Alison Costello is a Detroit area native, and comes from a long line of “foodies”. She believes in using is using the best ingredients you can afford and “buying local.”
A graduate of the University of Michigan (B.F.A.) Alison moved to New York, where she had spent many summers prior to moving to Ann Arbor. As a culinary student she had the opportunity to study under and learn from her exposure to some of the greatest chefs and teachers on the scene.
Chef Alison learned from the likes of Julia Child, Peter Kump, Larry Forgione and Nick Malgieri. She also participated at events at the prestigious James Beard House.
Returning to Michigan, Chef Alison has worked as a personal chef; corporate caterer, in restaurants, bakeries, commissaries and exclusive camps. From working as an Executive Chef to running the specialty and natural food departments in a retail setting she has had extensive experience in food styling, pastries and has served as a private consultant.

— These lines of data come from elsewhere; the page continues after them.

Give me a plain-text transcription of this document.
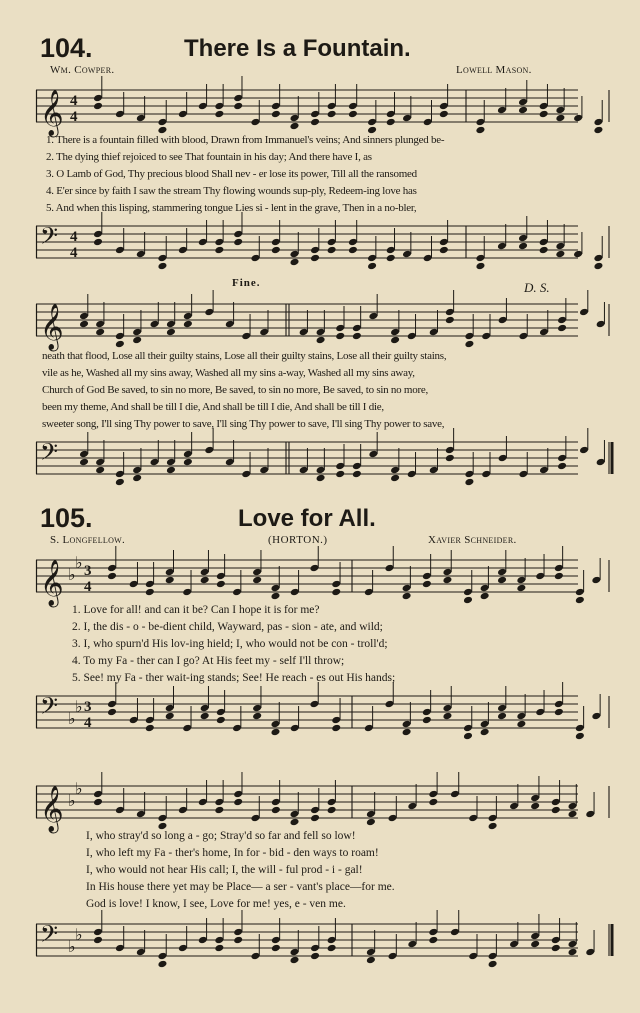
104.	There Is a Fountain.
Wm. Cowper.	Lowell Mason.
𝄞 4
4
1. There is a fountain filled with blood, Drawn from Immanuel's veins; And sinners plunged be-
2. The dying thief rejoiced to see That fountain in his day; And there have I, as
3. O Lamb of God, Thy precious blood Shall nev - er lose its power, Till all the ransomed
4. E'er since by faith I saw the stream Thy flowing wounds sup-ply, Redeem-ing love has
5. And when this lisping, stammering tongue Lies si - lent in the grave, Then in a no-bler,
𝄢 4
4
Fine.	D. S.
𝄞
neath that flood, Lose all their guilty stains, Lose all their guilty stains, Lose all their guilty stains,
vile as he, Washed all my sins away, Washed all my sins a-way, Washed all my sins away,
Church of God Be saved, to sin no more, Be saved, to sin no more, Be saved, to sin no more,
been my theme, And shall be till I die, And shall be till I die, And shall be till I die,
sweeter song, I'll sing Thy power to save, I'll sing Thy power to save, I'll sing Thy power to save,
𝄢
105.	Love for All.
S. Longfellow.	(HORTON.)	Xavier Schneider.
𝄞 ♭
♭ 3
4
1. Love for all! and can it be? Can I hope it is for me?
2. I, the dis - o - be-dient child, Wayward, pas - sion - ate, and wild;
3. I, who spurn'd His lov-ing hield; I, who would not be con - troll'd;
4. To my Fa - ther can I go? At His feet my - self I'll throw;
5. See! my Fa - ther wait-ing stands; See! He reach - es out His hands;
𝄢 ♭
♭ 3
4
𝄞 ♭
♭
I, who stray'd so long a - go; Stray'd so far and fell so low!
I, who left my Fa - ther's home, In for - bid - den ways to roam!
I, who would not hear His call; I, the will - ful prod - i - gal!
In His house there yet may be Place— a ser - vant's place—for me.
God is love! I know, I see, Love for me! yes, e - ven me.
𝄢 ♭
♭
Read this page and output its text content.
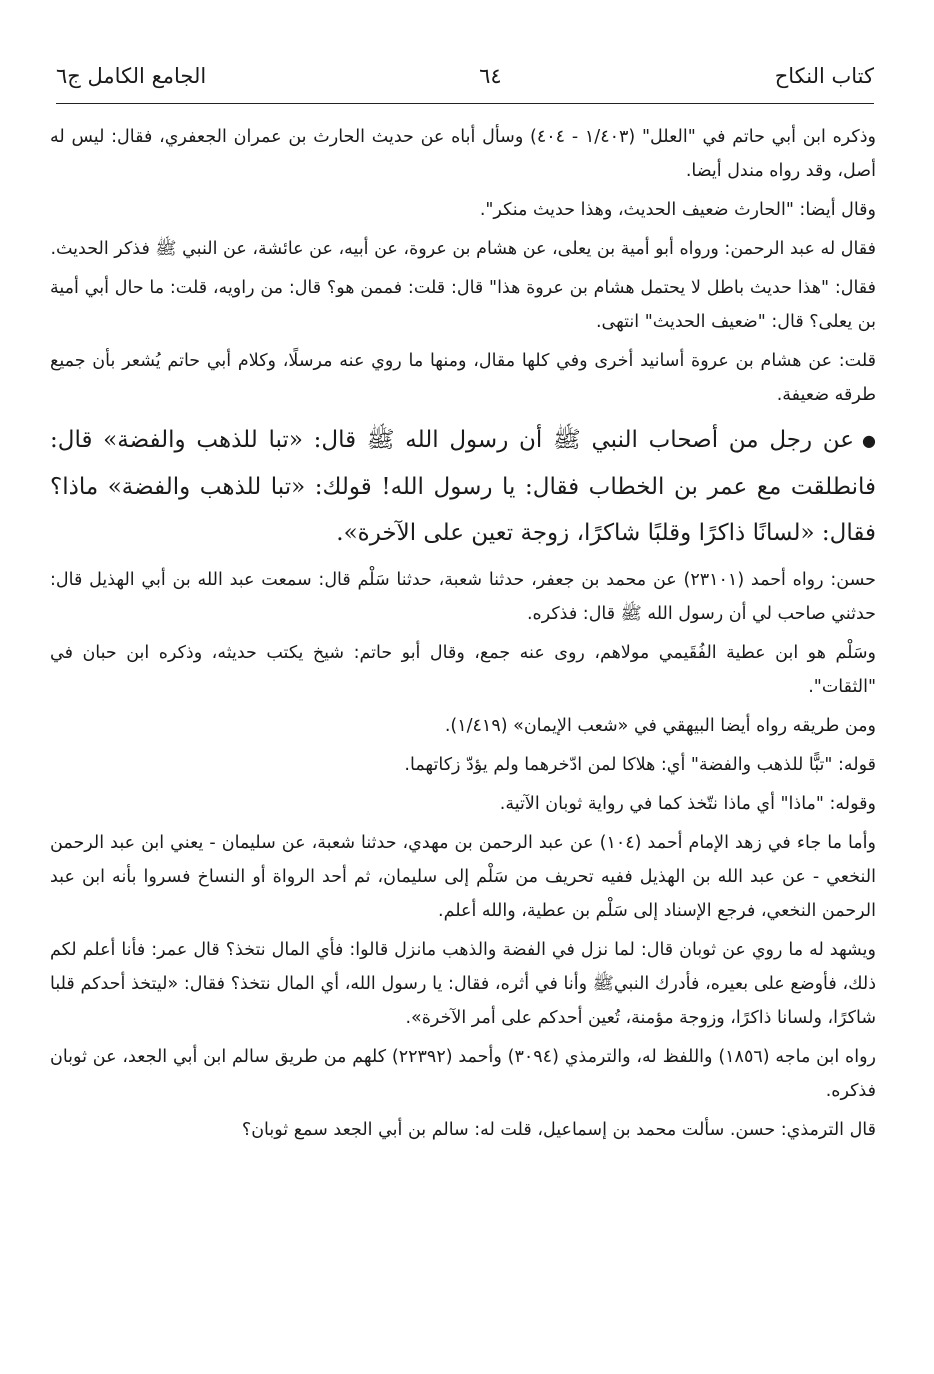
كتاب النكاح
٦٤
الجامع الكامل ج٦

وذكره ابن أبي حاتم في "العلل" (١/٤٠٣ - ٤٠٤) وسأل أباه عن حديث الحارث بن عمران الجعفري، فقال: ليس له أصل، وقد رواه مندل أيضا.

وقال أيضا: "الحارث ضعيف الحديث، وهذا حديث منكر".

فقال له عبد الرحمن: ورواه أبو أمية بن يعلى، عن هشام بن عروة، عن أبيه، عن عائشة، عن النبي ﷺ فذكر الحديث.

فقال: "هذا حديث باطل لا يحتمل هشام بن عروة هذا" قال: قلت: فممن هو؟ قال: من راويه، قلت: ما حال أبي أمية بن يعلى؟ قال: "ضعيف الحديث" انتهى.

قلت: عن هشام بن عروة أسانيد أخرى وفي كلها مقال، ومنها ما روي عنه مرسلًا، وكلام أبي حاتم يُشعر بأن جميع طرقه ضعيفة.

●عن رجل من أصحاب النبي ﷺ أن رسول الله ﷺ قال: «تبا للذهب والفضة» قال: فانطلقت مع عمر بن الخطاب فقال: يا رسول الله! قولك: «تبا للذهب والفضة» ماذا؟ فقال: «لسانًا ذاكرًا وقلبًا شاكرًا، زوجة تعين على الآخرة».

حسن: رواه أحمد (٢٣١٠١) عن محمد بن جعفر، حدثنا شعبة، حدثنا سَلْم قال: سمعت عبد الله بن أبي الهذيل قال: حدثني صاحب لي أن رسول الله ﷺ قال: فذكره.

وسَلْم هو ابن عطية الفُقَيمي مولاهم، روى عنه جمع، وقال أبو حاتم: شيخ يكتب حديثه، وذكره ابن حبان في "الثقات".

ومن طريقه رواه أيضا البيهقي في «شعب الإيمان» (١/٤١٩).

قوله: "تبًّا للذهب والفضة" أي: هلاكا لمن ادّخرهما ولم يؤدّ زكاتهما.

وقوله: "ماذا" أي ماذا نتّخذ كما في رواية ثوبان الآتية.

وأما ما جاء في زهد الإمام أحمد (١٠٤) عن عبد الرحمن بن مهدي، حدثنا شعبة، عن سليمان - يعني ابن عبد الرحمن النخعي - عن عبد الله بن الهذيل ففيه تحريف من سَلْم إلى سليمان، ثم أحد الرواة أو النساخ فسروا بأنه ابن عبد الرحمن النخعي، فرجع الإسناد إلى سَلْم بن عطية، والله أعلم.

ويشهد له ما روي عن ثوبان قال: لما نزل في الفضة والذهب مانزل قالوا: فأي المال نتخذ؟ قال عمر: فأنا أعلم لكم ذلك، فأوضع على بعيره، فأدرك النبيﷺ وأنا في أثره، فقال: يا رسول الله، أي المال نتخذ؟ فقال: «ليتخذ أحدكم قلبا شاكرًا، ولسانا ذاكرًا، وزوجة مؤمنة، تُعين أحدكم على أمر الآخرة».

رواه ابن ماجه (١٨٥٦) واللفظ له، والترمذي (٣٠٩٤) وأحمد (٢٢٣٩٢) كلهم من طريق سالم ابن أبي الجعد، عن ثوبان فذكره.

قال الترمذي: حسن. سألت محمد بن إسماعيل، قلت له: سالم بن أبي الجعد سمع ثوبان؟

An avid world traveler, she now sticks closer to home with her two children and husband. These round the world jaunts have increased her knowledge of the cuisines of the world and solidified her appreciation of local and regional fare.
Anyone who had had the pleasure of dining on one of Chef Alison’s meals knows her passion for fine food and the arts have contributed to her ability to see beauty in an unrefined, non processed, unadulterated way…the way things were before the advent of the microwave, “balloon bread” and sliced cheese.
The Meldrum site of the Capuchin Soup Kitchen works with different wholesalers, farmers and co-ops to purchase seasonal and organic product as much as we are able. We try to promote a sustainable, green and culturally nourishing kitchen. Alison works closely with partner agencies and other “pro Detroit” companies in catering, speaking, and consulting.